女性用医療用ウィッグの選び方のポイント!

自然淘汰の中で女性の支持を獲得。生き残った医療用ウィッグメーカー

普通のウィッグの選び方には制限がなくて好き放題に選べばいい、服を選ぶのと同じように、直感で選択しても問題はない。むしろ、これまでとは180度違う新しいコーディネートが叶うならそれもいい。

しかし医療用ウィッグの選択は、“美しい”とか“自然な髪”とか、“有名ブランドだから”という理由だけで選んではいけないというのが、今日ここに寄稿させていただいた私なりの体験上の意見です。
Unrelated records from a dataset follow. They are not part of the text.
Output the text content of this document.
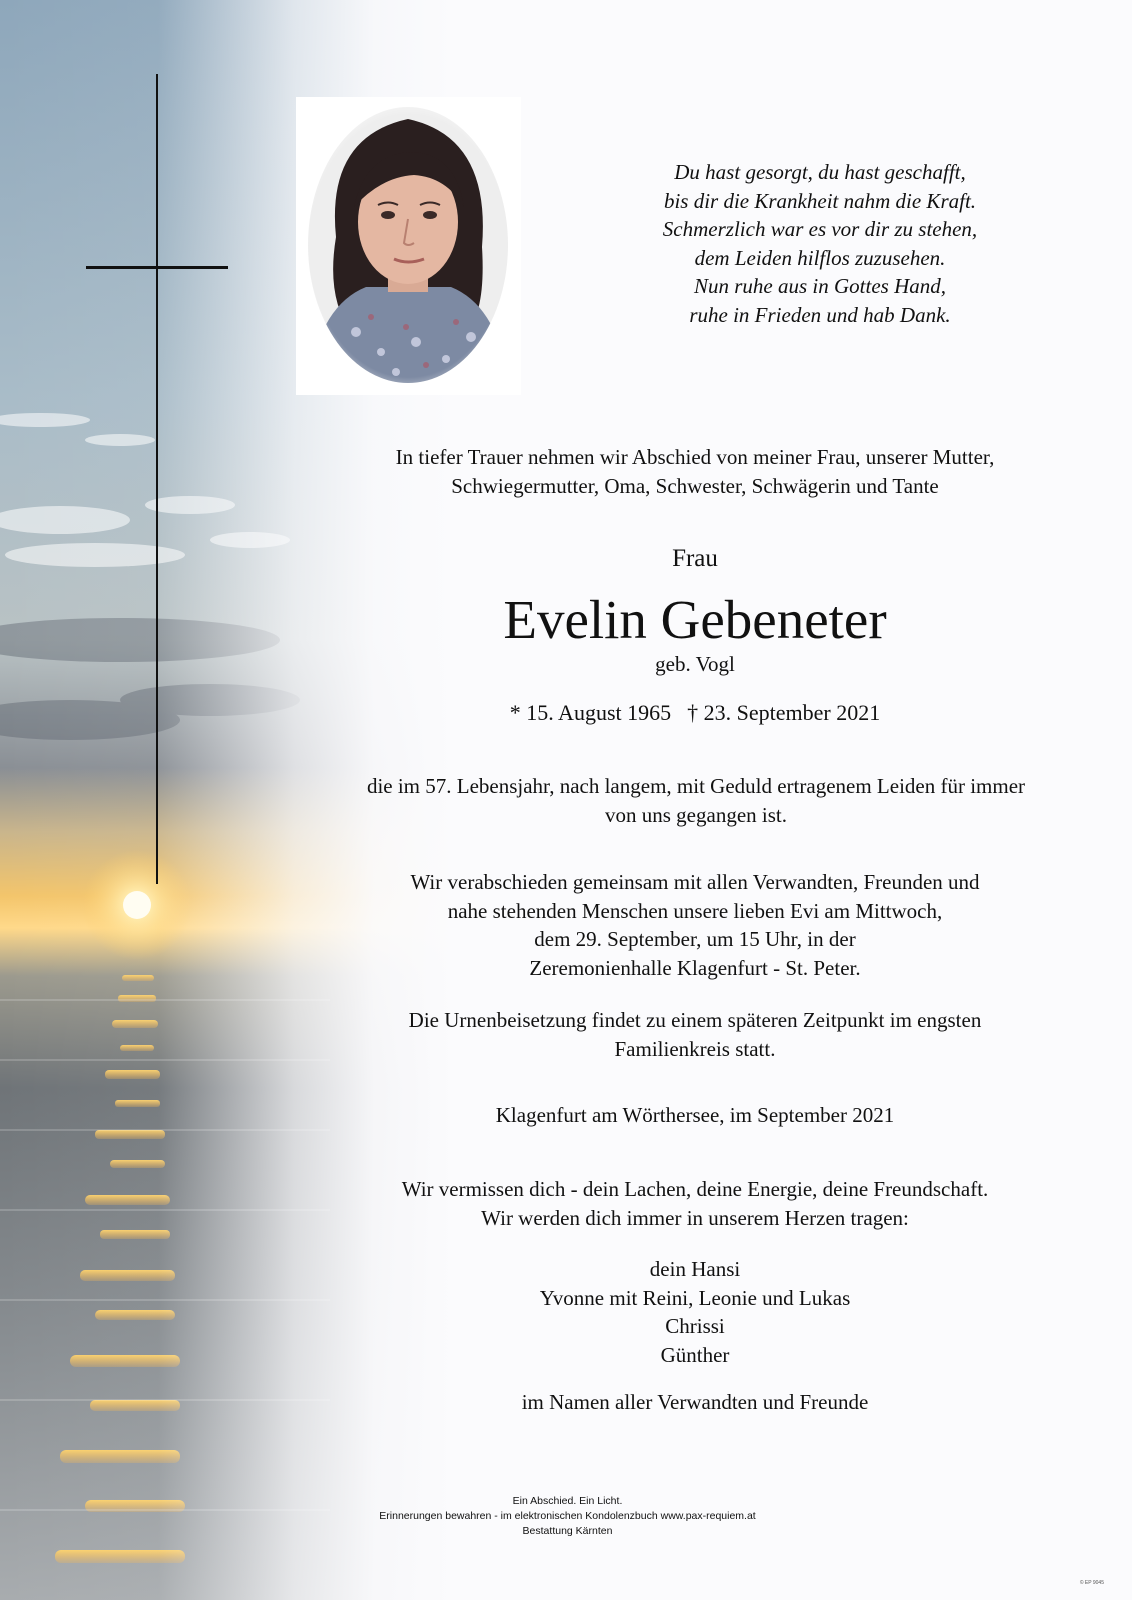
Du hast gesorgt, du hast geschafft,
bis dir die Krankheit nahm die Kraft.
Schmerzlich war es vor dir zu stehen,
dem Leiden hilflos zuzusehen.
Nun ruhe aus in Gottes Hand,
ruhe in Frieden und hab Dank.
In tiefer Trauer nehmen wir Abschied von meiner Frau, unserer Mutter,
Schwiegermutter, Oma, Schwester, Schwägerin und Tante
Frau
Evelin Gebeneter
geb. Vogl
* 15. August 1965 † 23. September 2021
die im 57. Lebensjahr, nach langem, mit Geduld ertragenem Leiden für immer
von uns gegangen ist.
Wir verabschieden gemeinsam mit allen Verwandten, Freunden und
nahe stehenden Menschen unsere lieben Evi am Mittwoch,
dem 29. September, um 15 Uhr, in der
Zeremonienhalle Klagenfurt - St. Peter.
Die Urnenbeisetzung findet zu einem späteren Zeitpunkt im engsten
Familienkreis statt.
Klagenfurt am Wörthersee, im September 2021
Wir vermissen dich - dein Lachen, deine Energie, deine Freundschaft.
Wir werden dich immer in unserem Herzen tragen:
dein Hansi
Yvonne mit Reini, Leonie und Lukas
Chrissi
Günther
im Namen aller Verwandten und Freunde
Ein Abschied. Ein Licht.
Erinnerungen bewahren - im elektronischen Kondolenzbuch www.pax-requiem.at
Bestattung Kärnten
© EP 9045
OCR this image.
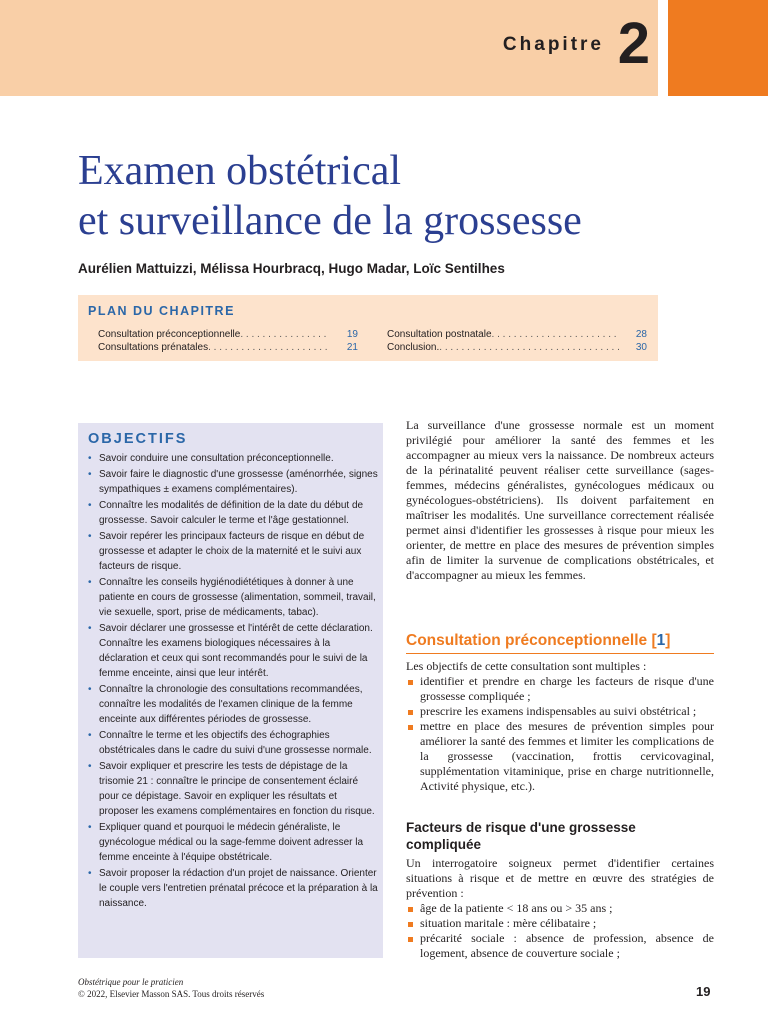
Chapitre 2
Examen obstétrical
et surveillance de la grossesse
Aurélien Mattuizzi, Mélissa Hourbracq, Hugo Madar, Loïc Sentilhes
PLAN DU CHAPITRE
Consultation préconceptionnelle . . .	19
Consultations prénatales . . .	21
Consultation postnatale . . .	28
Conclusion. . . .	30
OBJECTIFS
• Savoir conduire une consultation préconceptionnelle.
• Savoir faire le diagnostic d'une grossesse (aménorrhée, signes sympathiques ± examens complémentaires).
• Connaître les modalités de définition de la date du début de grossesse. Savoir calculer le terme et l'âge gestationnel.
• Savoir repérer les principaux facteurs de risque en début de grossesse et adapter le choix de la maternité et le suivi aux facteurs de risque.
• Connaître les conseils hygiénodiététiques à donner à une patiente en cours de grossesse (alimentation, sommeil, travail, vie sexuelle, sport, prise de médicaments, tabac).
• Savoir déclarer une grossesse et l'intérêt de cette déclaration. Connaître les examens biologiques nécessaires à la déclaration et ceux qui sont recommandés pour le suivi de la femme enceinte, ainsi que leur intérêt.
• Connaître la chronologie des consultations recommandées, connaître les modalités de l'examen clinique de la femme enceinte aux différentes périodes de grossesse.
• Connaître le terme et les objectifs des échographies obstétricales dans le cadre du suivi d'une grossesse normale.
• Savoir expliquer et prescrire les tests de dépistage de la trisomie 21 : connaître le principe de consentement éclairé pour ce dépistage. Savoir en expliquer les résultats et proposer les examens complémentaires en fonction du risque.
• Expliquer quand et pourquoi le médecin généraliste, le gynécologue médical ou la sage-femme doivent adresser la femme enceinte à l'équipe obstétricale.
• Savoir proposer la rédaction d'un projet de naissance. Orienter le couple vers l'entretien prénatal précoce et la préparation à la naissance.

La surveillance d'une grossesse normale est un moment privilégié pour améliorer la santé des femmes et les accompagner au mieux vers la naissance. De nombreux acteurs de la périnatalité peuvent réaliser cette surveillance (sages-femmes, médecins généralistes, gynécologues médicaux ou gynécologues-obstétriciens). Ils doivent parfaitement en maîtriser les modalités. Une surveillance correctement réalisée permet ainsi d'identifier les grossesses à risque pour mieux les orienter, de mettre en place des mesures de prévention simples afin de limiter la survenue de complications obstétricales, et d'accompagner au mieux les femmes.

Consultation préconceptionnelle [1]

Les objectifs de cette consultation sont multiples :

identifier et prendre en charge les facteurs de risque d'une grossesse compliquée ;
prescrire les examens indispensables au suivi obstétrical ;
mettre en place des mesures de prévention simples pour améliorer la santé des femmes et limiter les complications de la grossesse (vaccination, frottis cervicovaginal, supplémentation vitaminique, prise en charge nutritionnelle, Activité physique, etc.).
Facteurs de risque d'une grossesse compliquée

Un interrogatoire soigneux permet d'identifier certaines situations à risque et de mettre en œuvre des stratégies de prévention :

âge de la patiente < 18 ans ou > 35 ans ;
situation maritale : mère célibataire ;
précarité sociale : absence de profession, absence de logement, absence de couverture sociale ;
Obstétrique pour le praticien
© 2022, Elsevier Masson SAS. Tous droits réservés	19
また脱毛に悩んでいる患者さんの中には、「医療用ウィッグは、機能面は充実していても、美しい仕上がりや髪の毛(人毛)に対する出来はレベルが低い」というような意見も多くあります。

それはホントでしょうか?かつてのウィッグには、たしかにそのような傾向がありましたが、現在ではそのような偏った医療用ウィッグを作るメーカーがほとんどなくなりました。その理由は以下の通りです。

医療用ウィッグを進化させた3つのポイント

  • 機械で植毛する大量生産型の安価な医療用ウィッグが、市場ではほとんど受け入れられなくなった。自然淘汰がすすんだ。
  • 大量生産型のウィッグはつむじの形が不自然で、「着けているとウィッグだということがバレてしまう」という女性からの不満が多く寄せられている。
  • 脱毛のためのウィッグ利用者数が増加して、メーカー間の開発競争が激しくなり、結果として、仕上がりの良さと機能面の両方が向上した。

形勢を逆転させ、女性専用の医療用ウィッグが高評価

もはや医療用ウィッグをダメだとか美しくないと、特別視する必要はなくなったという感じさえするのが今日の最新事情です。たとえば人工毛1つをとってみても、髪の色は1色・2色ではなく、6色以上の異なる色を混合。

人毛は熱に弱く、いちど傷んでしまうとメンテナンスで修復するのは不可能ですが、これを人毛と人工毛のミックス毛とすることで、強度がありメンテナンスも可能に。自然に近い髪の状態にまで高めています。

また、手間のかかる総手植え作業によって、つむじの形をごく自然な形にまで精巧に再現し、着けていることがわからないまでに進化させています。これによって、スグにバレてしまうという女性の悩みは解消されています。

医療用ウィッグのメーカーが品質や性能の向上に力を入れている理由は、“円滑な女性の社会復帰、日常生活の取り戻しを支援すること”に。その意味でもバレないウィッグを作ることが命題にもなっているのです。

医療用ウィッグが評価される3つのポイント

  • コスパがすすみ、高品質でも店舗商品の3分の1の価格など、とくに通販主体の医療用ウィッグメーカーの評価・認知度が高まった。
  • 仕上がりの美しさと機能面・性能面での充実が支持され、リハビリに着用する女性が増加。その使用感などが口コミなどで広がった。
  • 医療用ウィッグの進化とともに、患者さんの外出機会が増え、実際に社会復帰のスピードが早まっている。医療機関でも奨励しはじめた。